Loin d’être un simple jeu de cour de récréation, le Rounders de la GAA (Gaelic Athletic Association) s’impose aujourd’hui comme l’un des sports communautaires les plus dynamiques d’Irlande, misant sur l’inclusion et la mixité pour attirer un public adulte et diversifié.
Chaque week-end estival, environ 100 équipes adultes sillonnent l’île pour participer aux championnats nationaux. De Mayo à Wexford, en passant par Galway et Monaghan, des équipes masculines, féminines et mixtes transforment ce sport en un véritable vecteur de cohésion sociale au sein de la GAA.
Un moteur d’intégration et de diversité
Le Rounders se distingue par sa faible barrière à l’entrée, ce qui en fait un outil d’intégration privilégié dans une Irlande toujours plus cosmopolite. Dans des clubs situés à Dublin, Galway, Waterford ou Limerick, des joueurs venus du monde entier adoptent le maillot local, même sans avoir jamais pratiqué de sport gaélique auparavant. En quelques semaines, des novices peuvent ainsi s’intégrer et concourir au sein de championnats officiels.
L’essor du sport est également porté par une participation féminine croissante. Le développement des compétitions féminines et mixtes permet notamment aux femmes de maintenir une activité sportive compétitive sur le long terme. Le modèle du Rounders mixte, où hommes et femmes évoluent ensemble dans la même équipe, demeure l’un des systèmes de participation les plus singuliers et réussis du paysage sportif irlandais.
Une statistique souligne d’ailleurs la longévité des pratiquants : 60 % des membres adultes ont plus de 35 ans.

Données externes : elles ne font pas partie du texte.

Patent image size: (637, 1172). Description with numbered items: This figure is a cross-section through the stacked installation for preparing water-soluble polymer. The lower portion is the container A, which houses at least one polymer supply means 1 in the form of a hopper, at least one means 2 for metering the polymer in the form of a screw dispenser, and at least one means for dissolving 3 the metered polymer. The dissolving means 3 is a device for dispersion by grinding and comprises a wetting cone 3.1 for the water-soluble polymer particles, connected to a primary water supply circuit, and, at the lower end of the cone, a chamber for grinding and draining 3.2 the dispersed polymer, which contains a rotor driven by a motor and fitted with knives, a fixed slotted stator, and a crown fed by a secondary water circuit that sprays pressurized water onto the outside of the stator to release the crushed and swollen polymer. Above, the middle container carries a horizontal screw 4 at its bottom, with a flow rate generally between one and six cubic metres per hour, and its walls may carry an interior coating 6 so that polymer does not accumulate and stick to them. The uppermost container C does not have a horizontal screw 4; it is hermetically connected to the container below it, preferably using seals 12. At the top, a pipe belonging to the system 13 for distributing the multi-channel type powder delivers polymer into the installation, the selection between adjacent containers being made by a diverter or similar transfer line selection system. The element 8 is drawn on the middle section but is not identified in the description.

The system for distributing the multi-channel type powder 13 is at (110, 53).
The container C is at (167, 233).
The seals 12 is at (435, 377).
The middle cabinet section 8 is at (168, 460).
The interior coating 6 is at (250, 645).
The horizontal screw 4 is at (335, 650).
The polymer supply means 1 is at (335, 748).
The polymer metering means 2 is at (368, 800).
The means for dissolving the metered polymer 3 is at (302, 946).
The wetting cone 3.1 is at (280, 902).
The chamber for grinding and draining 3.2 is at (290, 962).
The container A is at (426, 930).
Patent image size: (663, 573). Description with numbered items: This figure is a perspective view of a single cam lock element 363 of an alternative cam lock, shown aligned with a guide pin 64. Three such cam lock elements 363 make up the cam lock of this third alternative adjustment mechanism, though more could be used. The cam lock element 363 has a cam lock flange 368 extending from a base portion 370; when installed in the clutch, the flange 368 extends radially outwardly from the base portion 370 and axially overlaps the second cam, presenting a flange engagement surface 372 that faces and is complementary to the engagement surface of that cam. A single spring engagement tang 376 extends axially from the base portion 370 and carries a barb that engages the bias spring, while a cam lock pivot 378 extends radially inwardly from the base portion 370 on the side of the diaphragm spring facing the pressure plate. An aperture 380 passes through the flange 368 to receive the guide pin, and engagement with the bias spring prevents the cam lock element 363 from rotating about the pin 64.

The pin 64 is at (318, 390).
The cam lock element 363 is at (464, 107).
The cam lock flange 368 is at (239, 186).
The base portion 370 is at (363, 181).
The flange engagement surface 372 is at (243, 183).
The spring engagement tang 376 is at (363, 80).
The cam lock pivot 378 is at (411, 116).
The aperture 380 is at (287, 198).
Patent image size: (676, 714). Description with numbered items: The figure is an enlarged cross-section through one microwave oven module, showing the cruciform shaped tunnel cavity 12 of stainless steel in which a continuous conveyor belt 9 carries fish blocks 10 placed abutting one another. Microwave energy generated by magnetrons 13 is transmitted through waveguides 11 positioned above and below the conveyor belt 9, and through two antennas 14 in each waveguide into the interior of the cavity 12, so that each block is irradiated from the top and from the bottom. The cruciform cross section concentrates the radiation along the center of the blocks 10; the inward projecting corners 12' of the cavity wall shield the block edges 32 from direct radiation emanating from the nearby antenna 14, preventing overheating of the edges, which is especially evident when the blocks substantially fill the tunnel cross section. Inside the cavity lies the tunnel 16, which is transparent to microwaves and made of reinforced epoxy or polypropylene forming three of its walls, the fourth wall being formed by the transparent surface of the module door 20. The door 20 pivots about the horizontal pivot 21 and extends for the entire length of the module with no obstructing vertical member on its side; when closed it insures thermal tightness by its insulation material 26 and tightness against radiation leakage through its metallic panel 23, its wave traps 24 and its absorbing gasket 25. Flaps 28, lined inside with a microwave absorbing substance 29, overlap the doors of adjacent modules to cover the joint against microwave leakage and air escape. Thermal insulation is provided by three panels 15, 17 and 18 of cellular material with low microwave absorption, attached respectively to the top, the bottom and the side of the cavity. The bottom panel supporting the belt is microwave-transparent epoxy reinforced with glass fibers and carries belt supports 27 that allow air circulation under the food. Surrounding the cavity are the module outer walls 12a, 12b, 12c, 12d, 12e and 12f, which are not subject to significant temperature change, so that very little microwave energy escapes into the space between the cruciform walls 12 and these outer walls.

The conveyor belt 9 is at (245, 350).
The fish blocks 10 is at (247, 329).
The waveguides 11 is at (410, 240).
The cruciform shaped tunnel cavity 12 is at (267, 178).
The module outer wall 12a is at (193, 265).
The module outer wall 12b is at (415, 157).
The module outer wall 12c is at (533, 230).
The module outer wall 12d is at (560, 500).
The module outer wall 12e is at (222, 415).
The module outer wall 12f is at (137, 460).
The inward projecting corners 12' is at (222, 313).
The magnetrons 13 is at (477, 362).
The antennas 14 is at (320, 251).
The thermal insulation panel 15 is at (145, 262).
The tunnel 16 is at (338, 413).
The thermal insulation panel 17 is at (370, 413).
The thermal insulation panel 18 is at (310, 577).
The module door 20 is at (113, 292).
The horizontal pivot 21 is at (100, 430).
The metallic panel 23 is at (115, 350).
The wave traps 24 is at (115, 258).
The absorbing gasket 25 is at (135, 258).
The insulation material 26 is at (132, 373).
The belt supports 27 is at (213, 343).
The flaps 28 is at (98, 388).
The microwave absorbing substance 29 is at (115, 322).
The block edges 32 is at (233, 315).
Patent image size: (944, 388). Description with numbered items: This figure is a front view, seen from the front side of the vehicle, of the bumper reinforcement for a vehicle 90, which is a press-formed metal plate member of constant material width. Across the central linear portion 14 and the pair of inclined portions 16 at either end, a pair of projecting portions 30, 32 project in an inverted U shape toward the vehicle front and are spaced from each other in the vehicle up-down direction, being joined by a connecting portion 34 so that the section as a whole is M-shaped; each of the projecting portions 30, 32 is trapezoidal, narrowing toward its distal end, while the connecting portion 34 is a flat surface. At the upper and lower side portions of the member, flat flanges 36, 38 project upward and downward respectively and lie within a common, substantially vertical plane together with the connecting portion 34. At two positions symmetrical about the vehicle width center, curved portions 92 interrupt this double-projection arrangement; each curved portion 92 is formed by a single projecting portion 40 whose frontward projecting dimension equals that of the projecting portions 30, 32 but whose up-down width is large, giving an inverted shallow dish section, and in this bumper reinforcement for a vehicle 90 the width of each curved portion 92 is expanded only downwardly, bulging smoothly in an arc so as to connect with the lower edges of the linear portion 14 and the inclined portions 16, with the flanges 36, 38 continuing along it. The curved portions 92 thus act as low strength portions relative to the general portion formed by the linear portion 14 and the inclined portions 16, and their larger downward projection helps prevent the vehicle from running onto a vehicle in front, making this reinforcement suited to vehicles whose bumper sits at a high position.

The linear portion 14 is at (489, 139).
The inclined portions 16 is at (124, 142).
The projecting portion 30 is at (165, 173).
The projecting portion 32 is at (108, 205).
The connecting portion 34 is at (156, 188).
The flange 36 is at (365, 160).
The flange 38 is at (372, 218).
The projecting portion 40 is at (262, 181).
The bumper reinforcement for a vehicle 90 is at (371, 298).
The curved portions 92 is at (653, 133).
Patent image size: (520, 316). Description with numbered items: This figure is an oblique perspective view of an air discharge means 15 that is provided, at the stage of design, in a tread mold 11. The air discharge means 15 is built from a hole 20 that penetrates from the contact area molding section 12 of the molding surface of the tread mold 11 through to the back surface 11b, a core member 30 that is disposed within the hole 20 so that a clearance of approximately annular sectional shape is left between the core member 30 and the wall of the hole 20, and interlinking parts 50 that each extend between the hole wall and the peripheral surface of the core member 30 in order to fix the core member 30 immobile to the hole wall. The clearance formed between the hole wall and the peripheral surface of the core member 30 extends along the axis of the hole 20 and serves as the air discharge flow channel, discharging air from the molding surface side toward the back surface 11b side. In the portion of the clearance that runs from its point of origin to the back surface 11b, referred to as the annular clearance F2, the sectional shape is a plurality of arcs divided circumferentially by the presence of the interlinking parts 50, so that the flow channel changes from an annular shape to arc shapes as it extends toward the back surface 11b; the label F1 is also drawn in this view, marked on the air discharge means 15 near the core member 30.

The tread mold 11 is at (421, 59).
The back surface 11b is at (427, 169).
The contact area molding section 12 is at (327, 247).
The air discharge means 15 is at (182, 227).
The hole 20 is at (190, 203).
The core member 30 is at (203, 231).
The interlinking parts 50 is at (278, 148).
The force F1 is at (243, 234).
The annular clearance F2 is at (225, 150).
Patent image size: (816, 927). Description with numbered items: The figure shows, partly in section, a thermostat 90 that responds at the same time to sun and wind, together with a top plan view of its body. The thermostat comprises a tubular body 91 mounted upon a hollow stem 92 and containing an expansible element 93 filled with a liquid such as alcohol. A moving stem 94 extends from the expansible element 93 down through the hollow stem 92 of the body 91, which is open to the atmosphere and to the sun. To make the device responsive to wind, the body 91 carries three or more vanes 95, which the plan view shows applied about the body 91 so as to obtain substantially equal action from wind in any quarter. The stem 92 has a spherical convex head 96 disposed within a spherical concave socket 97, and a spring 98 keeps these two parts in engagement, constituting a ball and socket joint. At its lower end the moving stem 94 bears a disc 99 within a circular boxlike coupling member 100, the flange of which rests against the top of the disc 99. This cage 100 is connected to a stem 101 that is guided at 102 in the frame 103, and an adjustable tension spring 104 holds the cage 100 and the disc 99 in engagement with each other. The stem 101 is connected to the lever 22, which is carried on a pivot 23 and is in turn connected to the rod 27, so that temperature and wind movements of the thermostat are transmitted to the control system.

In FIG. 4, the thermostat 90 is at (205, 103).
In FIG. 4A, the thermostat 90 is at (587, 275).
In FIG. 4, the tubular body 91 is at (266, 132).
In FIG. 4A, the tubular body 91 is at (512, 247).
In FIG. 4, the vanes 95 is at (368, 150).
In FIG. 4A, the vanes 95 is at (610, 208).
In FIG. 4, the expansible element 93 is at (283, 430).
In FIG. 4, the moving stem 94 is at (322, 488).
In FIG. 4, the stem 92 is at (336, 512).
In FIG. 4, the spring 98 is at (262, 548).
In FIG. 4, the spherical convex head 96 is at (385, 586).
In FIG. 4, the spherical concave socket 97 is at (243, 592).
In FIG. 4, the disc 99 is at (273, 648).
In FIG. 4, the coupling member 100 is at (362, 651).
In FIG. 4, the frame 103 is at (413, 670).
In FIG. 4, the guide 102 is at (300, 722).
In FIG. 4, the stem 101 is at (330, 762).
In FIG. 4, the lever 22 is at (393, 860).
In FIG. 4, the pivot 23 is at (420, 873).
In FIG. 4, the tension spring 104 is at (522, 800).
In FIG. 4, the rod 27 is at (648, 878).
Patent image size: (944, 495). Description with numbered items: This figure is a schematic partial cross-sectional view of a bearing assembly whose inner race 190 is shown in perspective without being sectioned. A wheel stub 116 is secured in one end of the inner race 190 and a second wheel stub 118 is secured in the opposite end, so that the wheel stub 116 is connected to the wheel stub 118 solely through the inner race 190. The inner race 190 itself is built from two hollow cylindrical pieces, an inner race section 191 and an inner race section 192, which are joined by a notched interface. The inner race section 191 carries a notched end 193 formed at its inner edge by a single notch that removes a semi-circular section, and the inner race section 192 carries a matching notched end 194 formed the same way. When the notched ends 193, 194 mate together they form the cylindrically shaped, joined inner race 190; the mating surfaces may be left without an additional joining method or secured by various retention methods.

Alors que de nombreuses disciplines peinent à retenir leurs adhérents après vingt ans, le Rounders s’est imposé comme un sport pour toute la vie, porté par un équilibre entre compétition et liens sociaux.
L’envers du décor : un système sous tension
Toutefois, cette croissance rapide repose sur un socle fragile : le bénévolat. L’organisation des championnats, les tournois pour jeunes, la gestion des réseaux sociaux et la nomination des arbitres dépendent quasi exclusivement de volontaires.
Avec environ 400 matchs organisés annuellement à l’échelle nationale, la pression s’intensifie sur un groupe restreint d’administrateurs et d’arbitres. À cela s’ajoutent des défis logistiques et matériels :
- Les transports : Contrairement aux sports plus implantés, les clubs de Rounders doivent souvent parcourir de longues distances pour disputer leurs rencontres, mobilisant bénévoles et arbitres durant des week-ends entiers.
- Les infrastructures : L’accès aux terrains devient critique, particulièrement en zone urbaine où la demande est forte. De nombreux clubs prospèrent sans même disposer d’un terrain permanent.
L’objectif des 100 clubs
Pour pérenniser cet élan, le sport doit désormais professionnaliser certaines de ses structures. L’investissement dans des responsables du développement, un meilleur soutien aux bénévoles et une visibilité accrue sont jugés essentiels pour franchir une nouvelle étape.
L’ambition affichée est d’atteindre le seuil des 100 clubs actifs à travers le pays. Une telle expansion permettrait de réduire les temps de trajet, de renforcer les compétitions régionales et de stabiliser la structure des championnats.
Si les fondations sont solides — avec l’augmentation des programmes pour jeunes et l’ouverture à des profils variés — le défi consiste désormais à aligner les ressources et les infrastructures sur la vitesse de croissance du jeu.